Mirae Asset Short Term Fund has given 6.7% return in the last one year, when the average return of short duration funds category was slightly above 2%. As many as 12 short duration funds gave negative returns in the last 1 year presumably due to credit losses. Please explain the reasons for your out-performance since the inception of this fund?

The debt markets have been extremely volatile this year and our flexible strategy aiming to re-calibrate average maturity in line with evolving interest rate view within the allowed 1-3 year duration range and to keep credit restricted largely to highly rates PSU/Bank/Large corporate seem to have worked well in current round. according to the evolving situation. We have taken a balanced approach to stay invested in well spread portfolio of govt bonds, high quality credit credits and also cash if necessary. We try to stick to our core philosophy that credit risk is permanent whereas interest rate risk is temporary. Abiding by the philosophy and placing the portfolio as per the expected developments has helped us possibly.

Mirae Asset Dynamic Bond Fund has been one of the best performing dynamic bond funds since its inception. Please discuss the investment strategy of this fund?

The word dynamic in itself gives the freedom to rebalance the portfolio with evolving interest rate outlook. Thus with this fund we change exposure to longer or shorter maturity bonds and composition between govt bonds and cash equivalents. The duration of portfolio is based on view of domestic and global scenarios, timely evaluated and taken call whenever necessary. With markets being so volatile, this year may have been supportive of such an strategy.
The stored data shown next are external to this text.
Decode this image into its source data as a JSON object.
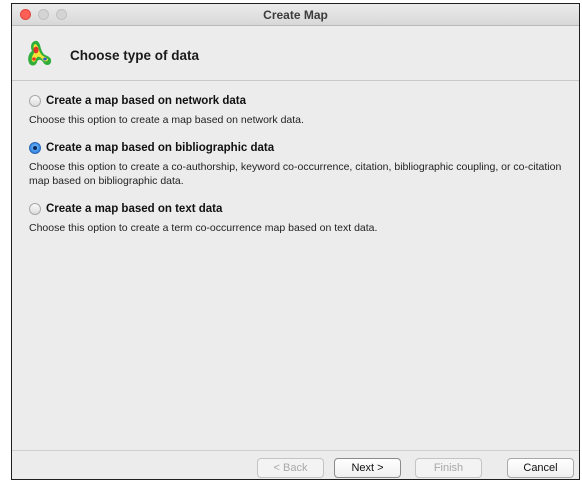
{
  "window": {
    "title": "Create Map"
  },
  "header": {
    "title": "Choose type of data",
    "icon": "vosviewer-density-map-icon"
  },
  "options": [
    {
      "label": "Create a map based on network data",
      "description": "Choose this option to create a map based on network data.",
      "selected": false
    },
    {
      "label": "Create a map based on bibliographic data",
      "description": "Choose this option to create a co-authorship, keyword co-occurrence, citation, bibliographic coupling, or co-citation map based on bibliographic data.",
      "selected": true
    },
    {
      "label": "Create a map based on text data",
      "description": "Choose this option to create a term co-occurrence map based on text data.",
      "selected": false
    }
  ],
  "buttons": {
    "back": "< Back",
    "next": "Next >",
    "finish": "Finish",
    "cancel": "Cancel"
  },
  "colors": {
    "close": "#fe5f57",
    "selected_radio": "#3a8ee6"
  }
}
What are your views on risks to FY 21 fiscal deficit target and bond yields creeping up due to Coronavirus? How should investors plan their fixed income investments for short to medium term (2 – 3 years) and long term (more than 3 years) in the current environment?

In the time of this crisis rather than economic factors, the resolution to pandemic will play an essential role. Institutions will have to provide cushion to workers and businesses in form of both monetary and fiscal measures. This is widely accepted by the markets and factored in. However lower crude oil prices may provide some relief but not to a great extent. Despite of fiscal breach the monetary tools are expected to remain supportive to aid this economic blow out thus the bond yields are expected to witness further fall from here. As for investors they should remain invested according to their planned time horizon and ignore the market volatility but keep away from the aggressive credits. More importantly they should consult their respective advisor rather than be guided by this general statement.

Mutual Fund Investments are subject to market risk, read all scheme related documents carefully.